Quando tratamos da saúde e da transmissão de ISTs entre mulheres lésbicas e bissexuais precisamos levar em consideração a sociedade em que estamos inseridas. Por muito tempo, e infelizmente até hoje, em grande parte dos serviços essas mulheres são invisibilizadas e tratadas presumivelmente como heterossexuais – por preconceito, por despreparo e por desconhecimento de abordagens centradas na pessoa. Muitas vezes a abordagem que se tem na saúde sexual de mulheres que transam com mulheres ora é de invisibilizar esse sexo, ora é de controle do corpo e da prática de forma irreal e impensável, recomendando uso de adaptações de métodos penianos ou existentes para outro fim – como uso de luva ou dedeiras para masturbação. Os poucos estudos sobre isso apontam que uma minoria utiliza esses dispositivos, assunto também pouco ou nem discutido no sexo heterossexual ou entre dois homens.

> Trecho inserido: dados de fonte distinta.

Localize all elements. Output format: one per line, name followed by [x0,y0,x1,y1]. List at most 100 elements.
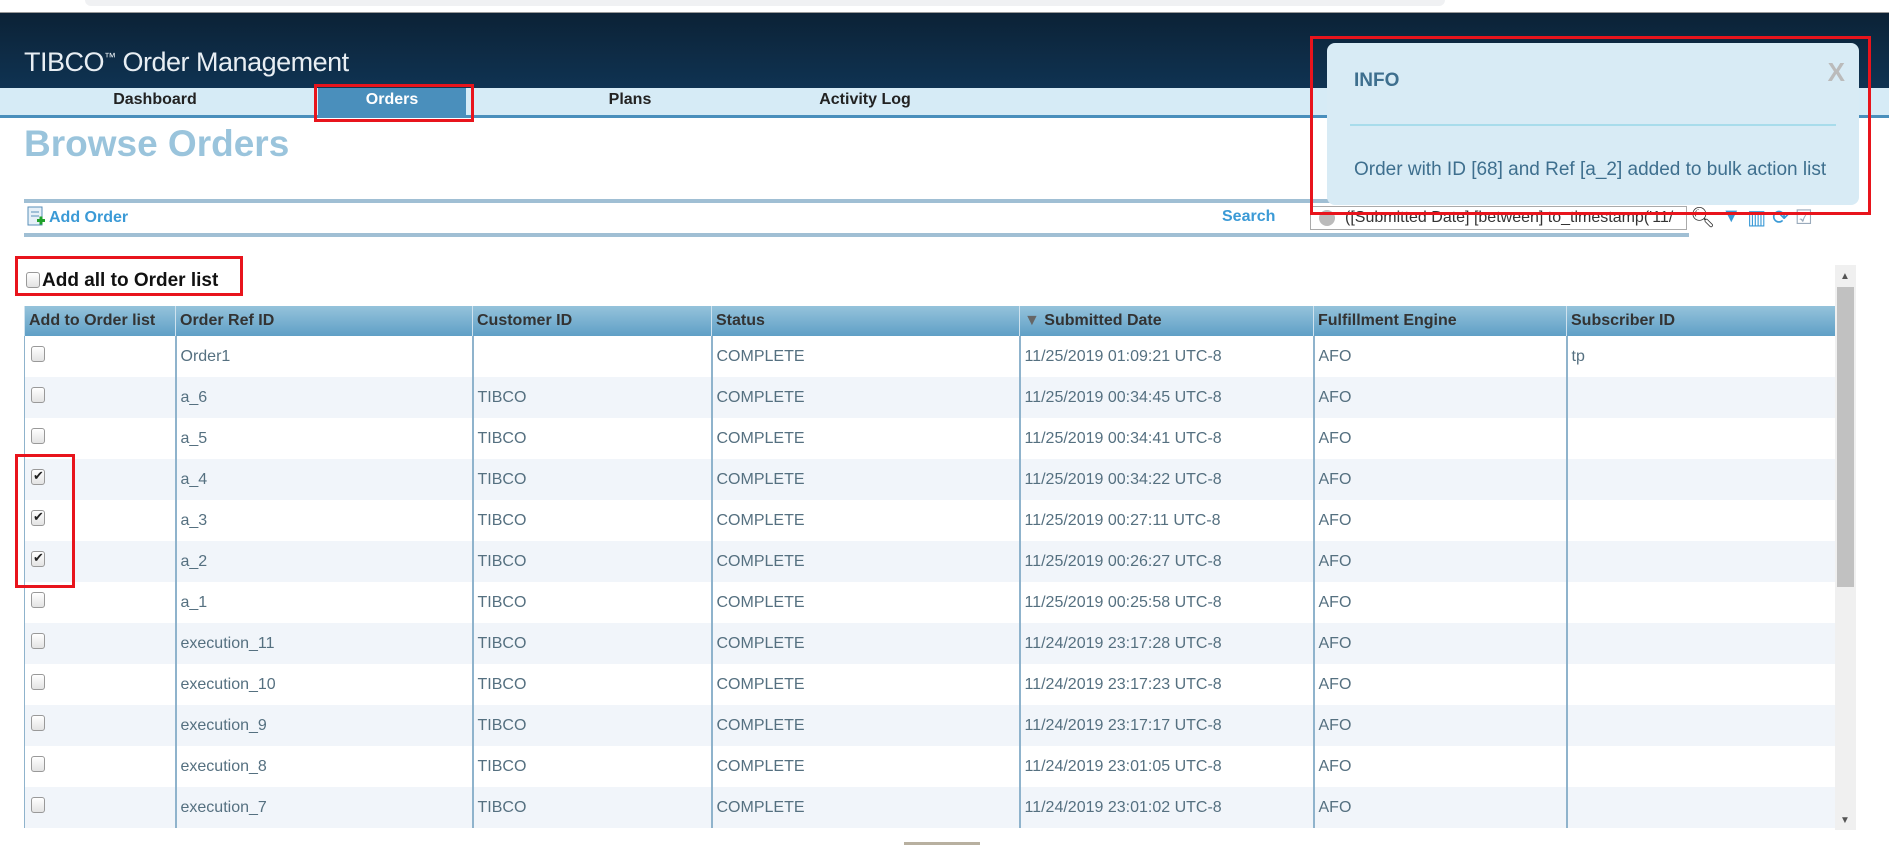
sort-desc-icon: ▼ [1024,312,1045,329]
subscriber-cell: tp [1565,336,1835,377]
date-cell: 11/24/2019 23:17:28 UTC-8 [1018,623,1314,664]
column-header-label: Subscriber ID [1571,312,1676,329]
column-header-fulfillment-engine[interactable]: Fulfillment Engine [1313,306,1567,336]
search-input[interactable]: ([Submitted Date] [between] to_timestamp… [1310,206,1687,230]
row-checkbox[interactable] [31,633,45,649]
status-cell: COMPLETE [710,541,1020,582]
row-checkbox[interactable] [31,550,45,567]
row-checkbox[interactable] [31,592,45,608]
status-cell: COMPLETE [710,787,1020,828]
engine-cell: AFO [1312,459,1567,500]
column-header-order-ref-id[interactable]: Order Ref ID [175,306,473,336]
table-row[interactable]: Order1 COMPLETE 11/25/2019 01:09:21 UTC-8 A… [24,336,1835,377]
ref-cell: a_2 [174,541,473,582]
row-checkbox[interactable] [31,674,45,690]
status-cell: COMPLETE [710,336,1020,377]
column-header-submitted-date[interactable]: ▼ Submitted Date [1019,306,1314,336]
tab-plans[interactable]: Plans [555,88,705,115]
scrollbar-thumb[interactable] [1837,287,1854,587]
add-all-checkbox[interactable] [26,272,40,288]
add-to-list-cell [24,336,176,377]
status-cell: COMPLETE [710,705,1020,746]
column-header-label: Status [716,312,765,329]
ref-cell: execution_9 [174,705,473,746]
row-checkbox[interactable] [31,346,45,362]
tab-dashboard[interactable]: Dashboard [80,88,230,115]
clear-search-icon[interactable] [1319,210,1335,226]
table-scrollbar[interactable]: ▲ ▼ [1835,265,1856,830]
ref-cell: execution_7 [174,787,473,828]
app-title: Order Management [122,47,350,77]
engine-cell: AFO [1312,705,1567,746]
scroll-up-icon[interactable]: ▲ [1840,271,1850,282]
columns-icon[interactable]: ▥ [1747,205,1766,230]
engine-cell: AFO [1312,500,1567,541]
subscriber-cell [1565,746,1835,787]
date-cell: 11/25/2019 00:34:22 UTC-8 [1018,459,1314,500]
row-checkbox[interactable] [31,756,45,772]
clear-selection-icon[interactable]: ☑ [1795,205,1813,230]
row-checkbox[interactable] [31,428,45,444]
customer-cell: TIBCO [471,623,712,664]
table-row[interactable]: a_5 TIBCO COMPLETE 11/25/2019 00:34:41 UTC-… [24,418,1835,459]
add-to-list-cell [24,787,176,828]
column-header-subscriber-id[interactable]: Subscriber ID [1566,306,1835,336]
table-row[interactable]: a_6 TIBCO COMPLETE 11/25/2019 00:34:45 UTC-… [24,377,1835,418]
table-row[interactable]: execution_8 TIBCO COMPLETE 11/24/2019 23:01… [24,746,1835,787]
table-row[interactable]: a_4TIBCOCOMPLETE11/25/2019 00:34:22 UTC-… [24,459,1835,500]
status-cell: COMPLETE [710,418,1020,459]
notification-title: INFO [1354,70,1399,92]
ref-cell: Order1 [174,336,473,377]
date-cell: 11/24/2019 23:01:05 UTC-8 [1018,746,1314,787]
engine-cell: AFO [1312,418,1567,459]
notification-divider [1350,124,1836,126]
filter-icon[interactable]: ▼ [1721,205,1741,230]
scroll-down-icon[interactable]: ▼ [1840,815,1850,826]
row-checkbox[interactable] [31,468,45,485]
notification-title-text: INFO [1354,70,1400,91]
customer-cell: TIBCO [471,582,712,623]
customer-cell [471,336,712,377]
tab-activity-log[interactable]: Activity Log [780,88,950,115]
table-row[interactable]: execution_9 TIBCO COMPLETE 11/24/2019 23:17… [24,705,1835,746]
add-to-list-cell [24,459,176,500]
date-cell: 11/25/2019 00:27:11 UTC-8 [1018,500,1314,541]
date-cell: 11/25/2019 00:34:45 UTC-8 [1018,377,1314,418]
table-row[interactable]: execution_11 TIBCO COMPLETE 11/24/2019 23:1… [24,623,1835,664]
row-checkbox[interactable] [31,509,45,526]
column-header-customer-id[interactable]: Customer ID [472,306,712,336]
add-all-to-order-list[interactable]: Add all to Order list [26,270,218,292]
column-header-status[interactable]: Status [711,306,1020,336]
search-icon[interactable]: 🔍︎ [1690,205,1715,230]
table-row[interactable]: execution_7 TIBCO COMPLETE 11/24/2019 23:01… [24,787,1835,828]
date-cell: 11/24/2019 23:17:23 UTC-8 [1018,664,1314,705]
refresh-icon[interactable]: ⟳ [1772,205,1789,230]
date-cell: 11/25/2019 00:26:27 UTC-8 [1018,541,1314,582]
row-checkbox[interactable] [31,387,45,403]
date-cell: 11/25/2019 00:34:41 UTC-8 [1018,418,1314,459]
row-checkbox[interactable] [31,715,45,731]
tab-orders[interactable]: Orders [318,88,466,115]
add-to-list-cell [24,582,176,623]
engine-cell: AFO [1312,787,1567,828]
table-row[interactable]: execution_10 TIBCO COMPLETE 11/24/2019 23:1… [24,664,1835,705]
customer-cell: TIBCO [471,787,712,828]
table-row[interactable]: a_1 TIBCO COMPLETE 11/25/2019 00:25:58 UTC-… [24,582,1835,623]
table-row[interactable]: a_3TIBCOCOMPLETE11/25/2019 00:27:11 UTC-… [24,500,1835,541]
status-cell: COMPLETE [710,459,1020,500]
row-checkbox[interactable] [31,797,45,813]
add-to-list-cell [24,377,176,418]
add-order-button[interactable]: Add Order [26,206,128,230]
table-row[interactable]: a_2TIBCOCOMPLETE11/25/2019 00:26:27 UTC-… [24,541,1835,582]
status-cell: COMPLETE [710,377,1020,418]
subscriber-cell [1565,582,1835,623]
customer-cell: TIBCO [471,418,712,459]
ref-cell: a_1 [174,582,473,623]
column-header-add-to-list[interactable]: Add to Order list [24,306,176,336]
column-header-label: Order Ref ID [180,312,275,329]
subscriber-cell [1565,459,1835,500]
tm: ™ [104,50,116,64]
date-cell: 11/24/2019 23:17:17 UTC-8 [1018,705,1314,746]
close-notification-button[interactable]: X [1828,57,1845,88]
engine-cell: AFO [1312,746,1567,787]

A transmissão de infecções sexualmente transmissíveis (ISTs) existe, mas precisa de mais pesquisas para dados mais acurados. Sabe-se que a transmissão de HIV, hepatite B e C é baixa, próxima de zero, porém clamídia, sífilis, gonorréia, dentre outras são facilmente transmissíveis e podem ocorrer do contato de pele e mucosas, troca de sangue e fluidos e compartilhamento de acessórios, como dildos. Sabemos que realizar exames de sorologia para ISTs e evitar práticas sexuais quando houver lesões ou cortes na pele são algumas recomendações. Mas para acessar essa discussão o profissional precisa ser acolhedor, sem julgamento, com boa escuta e fazer uma conversa sincera sobre evidências científicas e práticas possíveis.
Sexo entre mulheres é sexo e por muito tempo foi considerado algo menor, uma brincadeira, uma fase, como se o sexo para existir necessitasse da penetração de um pênis. Hoje não é mais assim, mas ainda muitos serviços de saúde consideram que mulheres que nunca transaram com homens são virgens. Dessa forma, uma mulher que transa com mulheres pode ser negligenciada em sua saúde ou, por se sentir julgada, não desejar retornar ao serviço. Isso diminui a chance de ter um atendimento adequado e de coletar um papanicolau, por exemplo, exame que deve ser colhido geralmente de 3 em 3 anos e é importante no rastreamento de câncer de colo de útero em mulheres que já foram ou são sexualmente ativas.
A rede nacional feminista de saúde, direitos sexuais e direitos reprodutivos produziu o Dossiê Saúde das Mulheres Lésbicas – promoção da equidade e da integralidade, que traz a necessidade e direito da mulher lésbica à saúde a partir das singularidades de suas demandas. Para que isso seja alcançado precisamos discutir como superar o modelo do atendimento ginecológico tradicional e construir uma consulta que devolva à mulher o controle pelo próprio corpo independente de orientação sexual, identidade de gênero, raça, classe social ou escolaridade. Incentivar o autoconhecimento, autonomia e empoderamento são essenciais para isso. Precisamos expandir o conceito de saúde para além da sexualidade e da ginecologia, acolher demandas de saúde mental, de enfrentamento de preconceito e estigmatização e realizar um cuidado mais integral.
Barbosa, RM.et al. Dossiê Saúde das Mulheres Lésbicas: Promoção da Equidade e da Integralidade. Rede Feminista de Saúde, 2006.